4.5.6.の選択肢から方向性を見い出す。

という論理的帰結に行き着く。

 この時こそヤマトゥに住む(なかんずく教団の)キリスト者の態度が問われることになる。

(付)山城博治国連演説

 共謀罪法が参議院で強行採決され、大田昌秀・元知事の葬儀・告別式がおこなわれ、そして遠くは57年前の60年安保闘争で樺 美智子さんが殺されたその6月15日、正義と不義が地球的規模でしのぎを削ったこの日、山城博治・沖縄平和運動センター議長は、ジュネーブの国連人権委員会で次の演説をおこなった。

 私は沖縄における米軍基地による人権侵害に対し、平和的な抗議運動を おこなっている山城博治です。

日米両政府は沖縄の人びとの強い反対にもかかわらず、新たな軍事基地 を沖縄に建設しようとしています。市民は沖縄の軍事化に反対して、毎日抗議活動をおこなっています。日本政府はその市民を弾圧し、暴力的に排除するために大規模な警察力を沖縄に派遣しました。
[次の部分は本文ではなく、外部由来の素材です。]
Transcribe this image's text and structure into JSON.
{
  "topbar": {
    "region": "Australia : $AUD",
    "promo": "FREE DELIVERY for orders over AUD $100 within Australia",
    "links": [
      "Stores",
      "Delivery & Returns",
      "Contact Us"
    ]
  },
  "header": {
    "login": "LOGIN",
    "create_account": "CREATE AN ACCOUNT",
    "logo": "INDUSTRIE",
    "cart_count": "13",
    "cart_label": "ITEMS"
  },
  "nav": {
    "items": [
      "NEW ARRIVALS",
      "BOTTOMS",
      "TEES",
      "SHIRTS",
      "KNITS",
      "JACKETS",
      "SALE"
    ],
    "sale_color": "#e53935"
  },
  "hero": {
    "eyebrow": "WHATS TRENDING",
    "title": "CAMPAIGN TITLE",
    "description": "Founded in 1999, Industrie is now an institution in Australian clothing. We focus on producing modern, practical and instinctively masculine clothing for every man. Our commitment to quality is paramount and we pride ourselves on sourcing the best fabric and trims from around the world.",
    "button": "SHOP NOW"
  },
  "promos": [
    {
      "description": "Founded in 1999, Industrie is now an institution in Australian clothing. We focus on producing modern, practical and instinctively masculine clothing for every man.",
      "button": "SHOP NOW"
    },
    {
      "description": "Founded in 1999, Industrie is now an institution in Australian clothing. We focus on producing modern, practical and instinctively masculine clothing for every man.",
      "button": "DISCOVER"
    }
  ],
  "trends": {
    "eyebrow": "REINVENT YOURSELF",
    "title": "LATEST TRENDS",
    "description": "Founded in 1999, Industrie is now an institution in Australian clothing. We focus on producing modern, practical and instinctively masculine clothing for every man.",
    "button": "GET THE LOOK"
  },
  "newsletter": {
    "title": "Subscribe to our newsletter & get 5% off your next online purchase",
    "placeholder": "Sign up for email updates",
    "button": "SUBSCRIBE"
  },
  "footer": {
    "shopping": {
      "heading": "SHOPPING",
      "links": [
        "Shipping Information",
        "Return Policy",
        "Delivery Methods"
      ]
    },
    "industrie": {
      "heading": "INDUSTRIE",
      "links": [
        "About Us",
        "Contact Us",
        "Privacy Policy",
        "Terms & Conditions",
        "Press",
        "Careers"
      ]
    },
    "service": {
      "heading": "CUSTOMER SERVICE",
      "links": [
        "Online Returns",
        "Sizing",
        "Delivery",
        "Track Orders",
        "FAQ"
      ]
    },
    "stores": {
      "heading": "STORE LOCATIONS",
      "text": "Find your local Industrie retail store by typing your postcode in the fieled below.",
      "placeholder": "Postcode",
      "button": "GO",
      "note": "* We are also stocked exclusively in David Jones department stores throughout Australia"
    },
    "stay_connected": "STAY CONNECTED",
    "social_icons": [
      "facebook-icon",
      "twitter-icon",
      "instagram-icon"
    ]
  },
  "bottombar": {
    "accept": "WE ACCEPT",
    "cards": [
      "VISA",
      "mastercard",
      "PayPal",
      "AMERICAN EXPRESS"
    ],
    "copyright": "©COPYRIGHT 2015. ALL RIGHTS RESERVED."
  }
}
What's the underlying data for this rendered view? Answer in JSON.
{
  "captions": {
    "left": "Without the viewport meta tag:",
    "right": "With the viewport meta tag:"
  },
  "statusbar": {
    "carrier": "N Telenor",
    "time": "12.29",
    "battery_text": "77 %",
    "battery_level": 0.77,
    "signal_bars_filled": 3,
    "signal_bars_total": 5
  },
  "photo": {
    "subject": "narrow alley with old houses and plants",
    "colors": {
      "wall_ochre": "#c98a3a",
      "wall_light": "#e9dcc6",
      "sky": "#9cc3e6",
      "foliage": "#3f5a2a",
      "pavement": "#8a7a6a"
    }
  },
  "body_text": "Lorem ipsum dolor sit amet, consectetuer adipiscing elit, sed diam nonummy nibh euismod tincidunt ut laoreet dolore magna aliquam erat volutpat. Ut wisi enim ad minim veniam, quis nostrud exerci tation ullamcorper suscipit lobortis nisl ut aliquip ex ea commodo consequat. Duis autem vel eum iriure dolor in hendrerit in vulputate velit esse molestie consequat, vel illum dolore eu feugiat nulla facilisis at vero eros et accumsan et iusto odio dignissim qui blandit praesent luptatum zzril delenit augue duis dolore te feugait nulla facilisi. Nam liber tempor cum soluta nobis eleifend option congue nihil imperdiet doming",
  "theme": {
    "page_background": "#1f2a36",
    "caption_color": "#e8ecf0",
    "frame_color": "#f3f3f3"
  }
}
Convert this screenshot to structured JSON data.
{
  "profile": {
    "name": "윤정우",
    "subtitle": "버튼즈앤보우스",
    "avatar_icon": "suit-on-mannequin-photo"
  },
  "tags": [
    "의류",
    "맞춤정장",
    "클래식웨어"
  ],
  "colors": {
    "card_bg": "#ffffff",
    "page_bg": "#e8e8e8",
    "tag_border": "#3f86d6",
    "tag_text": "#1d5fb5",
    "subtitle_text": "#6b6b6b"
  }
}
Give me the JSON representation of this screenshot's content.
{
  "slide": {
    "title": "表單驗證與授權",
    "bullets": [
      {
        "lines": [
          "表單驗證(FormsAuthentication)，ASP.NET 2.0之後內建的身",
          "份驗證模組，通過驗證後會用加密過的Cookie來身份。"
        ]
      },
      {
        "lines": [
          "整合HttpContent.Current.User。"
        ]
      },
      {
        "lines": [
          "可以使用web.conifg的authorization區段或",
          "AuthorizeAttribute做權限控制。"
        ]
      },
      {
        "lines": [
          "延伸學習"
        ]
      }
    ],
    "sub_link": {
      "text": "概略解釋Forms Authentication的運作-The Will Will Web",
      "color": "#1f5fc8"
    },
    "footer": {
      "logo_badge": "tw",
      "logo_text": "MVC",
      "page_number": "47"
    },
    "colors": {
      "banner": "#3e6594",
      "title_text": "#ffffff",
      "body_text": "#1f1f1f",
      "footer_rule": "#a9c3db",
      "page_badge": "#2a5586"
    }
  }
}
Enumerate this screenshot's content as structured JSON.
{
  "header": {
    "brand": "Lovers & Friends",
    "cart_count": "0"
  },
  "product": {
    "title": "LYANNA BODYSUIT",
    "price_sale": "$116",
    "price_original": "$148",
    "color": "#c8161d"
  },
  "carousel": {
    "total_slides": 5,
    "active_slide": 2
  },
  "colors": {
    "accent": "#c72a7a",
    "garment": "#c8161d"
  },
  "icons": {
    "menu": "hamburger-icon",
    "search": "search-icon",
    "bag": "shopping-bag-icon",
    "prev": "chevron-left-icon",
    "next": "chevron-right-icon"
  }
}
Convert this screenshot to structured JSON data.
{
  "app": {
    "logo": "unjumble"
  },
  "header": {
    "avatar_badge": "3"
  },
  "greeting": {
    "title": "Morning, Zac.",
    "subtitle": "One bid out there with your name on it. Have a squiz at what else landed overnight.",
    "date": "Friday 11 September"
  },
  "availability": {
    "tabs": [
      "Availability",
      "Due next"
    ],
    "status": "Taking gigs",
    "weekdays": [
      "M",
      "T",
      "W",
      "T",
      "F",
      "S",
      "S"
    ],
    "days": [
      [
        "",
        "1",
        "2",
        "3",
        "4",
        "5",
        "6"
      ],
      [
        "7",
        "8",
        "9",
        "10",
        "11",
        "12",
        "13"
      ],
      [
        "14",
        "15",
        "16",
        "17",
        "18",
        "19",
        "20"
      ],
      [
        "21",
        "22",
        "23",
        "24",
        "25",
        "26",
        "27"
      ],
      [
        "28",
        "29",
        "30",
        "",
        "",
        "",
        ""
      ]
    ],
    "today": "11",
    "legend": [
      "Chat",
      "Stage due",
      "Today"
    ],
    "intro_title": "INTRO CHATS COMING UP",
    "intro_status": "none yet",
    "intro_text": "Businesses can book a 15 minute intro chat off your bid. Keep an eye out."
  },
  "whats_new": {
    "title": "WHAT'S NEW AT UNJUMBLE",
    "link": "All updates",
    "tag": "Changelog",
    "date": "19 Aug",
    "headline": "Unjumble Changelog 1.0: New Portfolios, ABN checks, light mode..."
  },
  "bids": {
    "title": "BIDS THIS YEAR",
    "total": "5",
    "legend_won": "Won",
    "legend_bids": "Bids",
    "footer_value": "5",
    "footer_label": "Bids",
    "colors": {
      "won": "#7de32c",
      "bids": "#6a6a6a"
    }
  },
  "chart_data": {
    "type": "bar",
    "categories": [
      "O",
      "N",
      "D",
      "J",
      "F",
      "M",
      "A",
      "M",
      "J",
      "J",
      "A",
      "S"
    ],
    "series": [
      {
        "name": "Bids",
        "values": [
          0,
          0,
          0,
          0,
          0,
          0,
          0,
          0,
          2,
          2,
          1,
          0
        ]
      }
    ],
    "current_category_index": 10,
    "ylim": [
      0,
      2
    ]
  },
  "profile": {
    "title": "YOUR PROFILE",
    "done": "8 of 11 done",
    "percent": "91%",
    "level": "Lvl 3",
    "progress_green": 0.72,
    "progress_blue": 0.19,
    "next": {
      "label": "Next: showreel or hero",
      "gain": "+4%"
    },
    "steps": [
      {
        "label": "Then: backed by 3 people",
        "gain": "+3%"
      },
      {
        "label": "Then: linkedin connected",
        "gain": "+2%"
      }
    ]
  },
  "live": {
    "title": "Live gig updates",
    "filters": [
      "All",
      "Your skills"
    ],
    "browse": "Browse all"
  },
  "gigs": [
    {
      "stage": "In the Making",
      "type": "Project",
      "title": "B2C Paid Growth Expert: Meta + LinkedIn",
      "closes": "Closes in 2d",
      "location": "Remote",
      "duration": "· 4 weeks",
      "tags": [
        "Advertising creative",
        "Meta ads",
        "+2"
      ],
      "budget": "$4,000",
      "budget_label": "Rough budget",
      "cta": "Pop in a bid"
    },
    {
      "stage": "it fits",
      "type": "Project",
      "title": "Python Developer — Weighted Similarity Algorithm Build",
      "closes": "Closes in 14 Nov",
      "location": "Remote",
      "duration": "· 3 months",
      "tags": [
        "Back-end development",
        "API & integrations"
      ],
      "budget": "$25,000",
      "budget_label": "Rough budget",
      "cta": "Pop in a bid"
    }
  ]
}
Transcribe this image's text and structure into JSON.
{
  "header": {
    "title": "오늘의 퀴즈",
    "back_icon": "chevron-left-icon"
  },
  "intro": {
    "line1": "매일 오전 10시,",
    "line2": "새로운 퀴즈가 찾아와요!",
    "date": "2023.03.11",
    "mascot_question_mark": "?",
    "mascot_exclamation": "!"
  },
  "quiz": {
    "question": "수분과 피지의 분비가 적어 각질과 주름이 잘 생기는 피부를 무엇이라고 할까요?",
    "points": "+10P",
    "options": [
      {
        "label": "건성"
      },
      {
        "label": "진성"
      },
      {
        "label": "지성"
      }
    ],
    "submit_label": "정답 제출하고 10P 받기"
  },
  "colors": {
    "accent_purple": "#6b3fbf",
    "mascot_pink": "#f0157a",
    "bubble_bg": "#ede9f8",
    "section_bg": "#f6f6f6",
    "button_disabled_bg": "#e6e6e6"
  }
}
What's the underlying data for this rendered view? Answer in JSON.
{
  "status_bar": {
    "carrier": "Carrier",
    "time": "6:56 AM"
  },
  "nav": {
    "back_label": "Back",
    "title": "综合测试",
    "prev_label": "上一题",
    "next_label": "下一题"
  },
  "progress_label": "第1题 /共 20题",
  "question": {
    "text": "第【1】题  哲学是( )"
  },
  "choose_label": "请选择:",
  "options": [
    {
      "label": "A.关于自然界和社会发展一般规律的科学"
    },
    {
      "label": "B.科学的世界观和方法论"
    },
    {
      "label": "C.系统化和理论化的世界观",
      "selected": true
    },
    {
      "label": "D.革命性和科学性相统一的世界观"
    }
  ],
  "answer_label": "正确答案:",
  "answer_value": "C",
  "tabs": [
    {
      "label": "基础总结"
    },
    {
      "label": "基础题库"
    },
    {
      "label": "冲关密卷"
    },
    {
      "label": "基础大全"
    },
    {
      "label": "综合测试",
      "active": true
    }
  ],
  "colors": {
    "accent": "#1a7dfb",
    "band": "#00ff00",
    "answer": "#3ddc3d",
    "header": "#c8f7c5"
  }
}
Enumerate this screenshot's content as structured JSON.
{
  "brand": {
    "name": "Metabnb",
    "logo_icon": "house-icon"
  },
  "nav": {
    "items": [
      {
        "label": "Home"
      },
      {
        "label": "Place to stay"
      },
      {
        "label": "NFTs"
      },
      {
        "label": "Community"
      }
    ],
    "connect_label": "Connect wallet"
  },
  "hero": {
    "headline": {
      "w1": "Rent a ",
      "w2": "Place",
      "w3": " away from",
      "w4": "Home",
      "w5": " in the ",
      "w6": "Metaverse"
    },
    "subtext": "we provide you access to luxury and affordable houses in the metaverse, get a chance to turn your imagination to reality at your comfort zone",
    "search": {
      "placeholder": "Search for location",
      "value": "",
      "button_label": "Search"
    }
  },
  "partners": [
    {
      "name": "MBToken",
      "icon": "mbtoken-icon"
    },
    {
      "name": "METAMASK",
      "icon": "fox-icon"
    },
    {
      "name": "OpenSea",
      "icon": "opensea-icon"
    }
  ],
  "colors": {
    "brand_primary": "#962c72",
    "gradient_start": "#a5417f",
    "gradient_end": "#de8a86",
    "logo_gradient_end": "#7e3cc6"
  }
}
 私は抗議活動の最中、微罪で逮捕され、その後2回さかのぼって逮捕さ れました。勾留は5ヶ月間にも及びました。面談は弁護士以外との接見を一切禁じられ、家族とも会うことを許されませんでした。私は自供と抗議運動からの離脱を迫られました。これらは当局による明らかな人権侵害です。

 しかし、私も沖縄県民もこのような弾圧に屈しません。私は日本政府が 人権侵害をやめ、沖縄の人びとの民意を尊重することを求めます。